У этой филологической ошибки имелись серьезнейшие последствия в эпоху Средневековья, поскольку в результате нее постепенно акцент сместился от памяти как служанки для риторических искусств к памяти как процессу, обладающему этическим значением. Эта перемена случилась из-за средневековой новой интерпретации классических принципов риторики. В сочинении «De inventione Cicero», посвященном памяти, пониманию и предвидению (memoria, intelligentia, providentia), присутствовали так же рассуждения о добродетели Благоразумия (prudentia). Мудрым считался тот, кто, погрузившись в знание о прошлом, мог понять настоящее и благоразумно позаботиться о будущем. Средневековые философы обращались к «De inventione», называя это сочинение Первой Риторикой Цицерона, и к трактату «Ad Herennium», который явным образом казался продолжением первого сочинения, и называли его Второй Риторикой Цицерона. Поскольку Первая Риторика совершенно определенно приписывала этическое значение памяти, считая ее одной из составляющих Благоразумия, то на вполне разумных основаниях практики искусственной памяти, описанные во Второй Риторике, были сочтены упражнениями в добродетели Благоразумия. Такие великие средневековые философы, как Альберт Великий и Фома Аквинский, подробным образом рассуждали о концепциях loci (места), порядка и посредничающих образов в новом этическом контексте, в тех своих работах, которые были посвящены одной из кардинальных добродетелей – Благоразумию. С тех пор средневековая философия, риторика и этика вошли между собой в столь близкую связь, что аргументы, используемые в защиту риторических фигур (метафоры, аллегории, поэтические фабулы), когда обвинялись они в том, что представляют собой всего лишь способы обмана, были теми же самыми, которые использовались для оправдания использования образов-посредников в искусстве памяти. Человек слаб, говорили философы морали, и по большому счету не способен к пониманию и запоминанию абстрактных концепций. Метафоры, аллегории и образы-посредники представляют собой инструменты, которые могут помочь человеку преодолеть эту слабость, поскольку они предоставляют конкретную форму для абстрактных принципов, которые должен объять человек, дабы обрести вечное спасение. Поэтому, пишет Святой Фома в «Summa theologica» (I, 1, 9 и II IIae, 9.49 до 2 m), Бог избрал выражать Себя в форме притч и метафор в Библии.

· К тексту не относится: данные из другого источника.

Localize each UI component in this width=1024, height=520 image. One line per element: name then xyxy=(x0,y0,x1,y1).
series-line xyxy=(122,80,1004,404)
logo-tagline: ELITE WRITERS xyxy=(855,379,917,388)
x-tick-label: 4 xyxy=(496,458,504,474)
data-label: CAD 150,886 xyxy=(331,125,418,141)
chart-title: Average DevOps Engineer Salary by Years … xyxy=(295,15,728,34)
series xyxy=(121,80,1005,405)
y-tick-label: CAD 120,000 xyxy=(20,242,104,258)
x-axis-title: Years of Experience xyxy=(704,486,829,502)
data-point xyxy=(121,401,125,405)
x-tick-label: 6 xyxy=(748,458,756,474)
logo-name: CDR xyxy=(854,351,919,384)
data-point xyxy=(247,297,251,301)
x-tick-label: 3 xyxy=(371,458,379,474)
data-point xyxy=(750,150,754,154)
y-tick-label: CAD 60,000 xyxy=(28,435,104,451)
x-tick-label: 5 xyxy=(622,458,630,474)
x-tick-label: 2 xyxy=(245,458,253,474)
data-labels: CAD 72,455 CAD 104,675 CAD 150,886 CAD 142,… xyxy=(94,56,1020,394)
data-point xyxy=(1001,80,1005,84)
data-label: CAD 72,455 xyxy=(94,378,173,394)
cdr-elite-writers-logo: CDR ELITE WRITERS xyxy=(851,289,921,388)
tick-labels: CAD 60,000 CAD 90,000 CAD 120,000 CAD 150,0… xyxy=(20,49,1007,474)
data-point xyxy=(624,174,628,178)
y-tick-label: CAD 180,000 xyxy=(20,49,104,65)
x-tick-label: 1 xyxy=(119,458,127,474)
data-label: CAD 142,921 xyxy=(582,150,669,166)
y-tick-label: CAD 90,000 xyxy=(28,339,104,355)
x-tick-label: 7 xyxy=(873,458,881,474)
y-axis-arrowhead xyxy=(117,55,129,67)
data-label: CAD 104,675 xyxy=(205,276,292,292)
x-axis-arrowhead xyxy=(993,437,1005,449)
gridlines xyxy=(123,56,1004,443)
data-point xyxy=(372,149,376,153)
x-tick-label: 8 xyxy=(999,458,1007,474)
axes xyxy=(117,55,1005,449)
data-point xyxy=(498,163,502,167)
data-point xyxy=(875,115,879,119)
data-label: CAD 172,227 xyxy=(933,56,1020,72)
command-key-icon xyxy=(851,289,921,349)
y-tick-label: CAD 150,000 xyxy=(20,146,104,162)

Таким образом, классическое искусство памяти было привнесено в традицию, которая постепенно развивалась в анклавах европейских монастырей, и в этой традиции функциям и свойствам памяти приписывалось важное моральное значение. Техники запоминания, в свою очередь, влияли на способы чтения, усвоения, преобразования классических и библейских текстов, и, в конечном счете, они переходили в личное хранилище знаний читателя, чтобы позже извлечь их для составления новых текстов или для принятия решений, относящихся к сфере морали. Рассматриваемый таким образом литературный текст не представлял собой нечто закрытое и статичное, он скорее представлял собой нескончаемую работу, которая так никогда и не будет совершенно определенно завершена: он представлял собой res (предмет), который будет передаваться в новом времени новым поколениям, и который обладал бы функцией auctoritas – то есть, этот текст должен был быть авторитетным, и в то же время его должно быть возможно разбить на фрагменты, обдумать и перекомбинировать в иные формы и в иные модели поведения. Этот процесс преобразования касался как материальных, так и духовных элементов. Тексты зачитывались вслух, диктовались писцам и копировщикам, их даже пели во время литургий. Кроме того, в соответствии с наиболее распространенными медицинскими и философскими теориями того периода, как образы внешнего мира, запечатленные в разуме человеческом, так и те образы, которые были созданы посредством изображения и техник запоминания (называвшиеся phantasmata – лат. «мысленный образ, представление, призрак, видение»), - обладали не только мысленной, но и вещественной составляющей. Наконец, в эпоху Средневековья техники запоминания весьма близко были связаны с техниками медитации, которые использовались для развития особой «силы мысли». Эта сила использовалась для выстраивания в уме структур, - храмов, молелен, дворцов, садов, деревьев, лестниц, - которые впоследствии можно было использовать для создания маршрутов, обладающих духовным значением. Остановка в каждой из точек этого маршрута представляла собой продвижение в познании и шаг навстречу постепенному моральному преображению, кульминация которого состоится во время мистического опыта единения с Богом. На этом экстатическом моменте образы сами по себе прекратились бы, они испарились бы подобно туману, поскольку они обладают привязанностью к материальному миру, они обусловлены человеческой природой, и потому являются ограниченными.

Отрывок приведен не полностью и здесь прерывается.